Schwarzgeldvereinbarung zwischen Besteller und bauausführendem Unternehmer bei Vertragsschluss

Wie der „Idealfall“, nur dass der B mit dem U bei Vertragsschluss vereinbart, einen Teilbetrag ohne Rechnung in bar zu begleichen.

Der U haftet zu keinem Zeitpunkt für den Mangel, ein Gesamtschuldverhältnis entsteht nicht. Wenn der B den A in Anspruch nimmt, muss er sich zurechnen lassen, dass er durch die Abrede mit dem U den Schaden vergrößert hat. Der A haftet daher allenfalls in dem Umfang des Werts der durch den den U vorzunehmenden Mängelbeseitigung; im Ausgangsfall in Höhe von 40 000 €.

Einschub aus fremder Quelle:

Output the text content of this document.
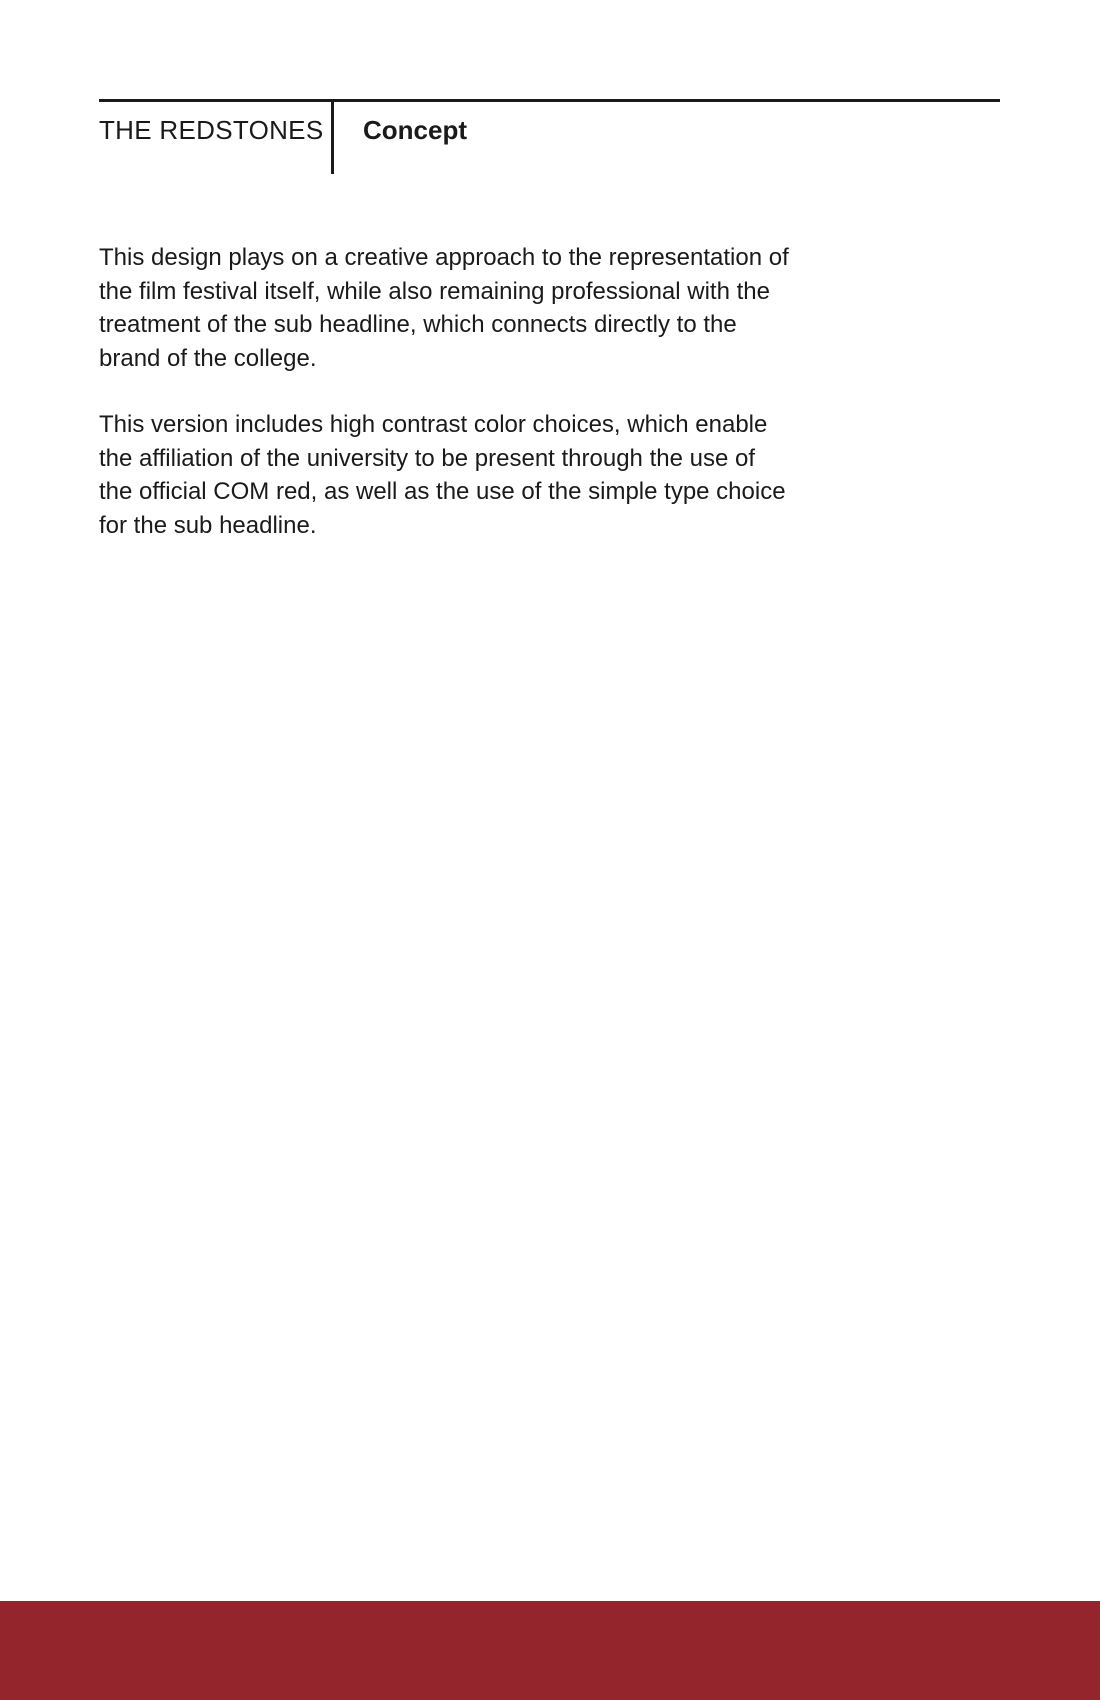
THE REDSTONES Concept

This design plays on a creative approach to the representation of the film festival itself, while also remaining professional with the treatment of the sub headline, which connects directly to the brand of the college.

This version includes high contrast color choices, which enable the affiliation of the university to be present through the use of the official COM red, as well as the use of the simple type choice for the sub headline.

Der Architekt zahlt, ohne sein Leistungsverweigerungsrecht auszuüben

Wie der „Idealfall“, nur dass der in Anspruch genommene A sein Leistungsverweigerungsrecht nicht ausübt, 80 000 € zahlt und im Regress 40 000 € von dem U verlangt.

Grundsätzlich beträgt die Haftungsquote im Innenausgleich 50 %. Hier ist die Quote allerdings zu Lasten des A zu korrigieren, da dieser von seiner Obliegenheit, durch die Ausübung des Leis-tungsverweigerungsrechts das „Recht zu zweiten Andienung“ des U zu verwirklichen und damit seine eigene Inanspruchnahme zu reduzieren, keinen Gebrauch gemacht hat. Der A kann daher nur Zahlung in Höhe von 20 000 € verlangen.

Praxishinweis

Anhand der dargestellten Fälle wird deutlich, dass sich eine Lösung der verschiedenen Fallgruppen nach dem Prinzip Alles-oder-Nichts verbietet. Die konsequente Anwendung des Mitverschuldens führt in Verbindung mit gegebenenfalls erforderlichen normativen Wertungen zu interessensgerechten Lösungen sowohl im Außenverhältnis zum Besteller als auch für den Gesamtschuldner-Innenausgleich. Der Vorrang der Mängelbeseitigung durch den bauausführenden Unternehmer aus § 650t BGB hat zur Folge, dass sich die Rechtsposition des bauausführenden Architekten im Außenverhältnis zum Besteller und im Rahmen des Gesamtschuldner-Innenausgleichs deutlich verbessert.

Die Nutzung der männlichen Form in Fällen der Allgemeingültigkeit dient ausschließlich der Lesbarkeit juristischer Texte.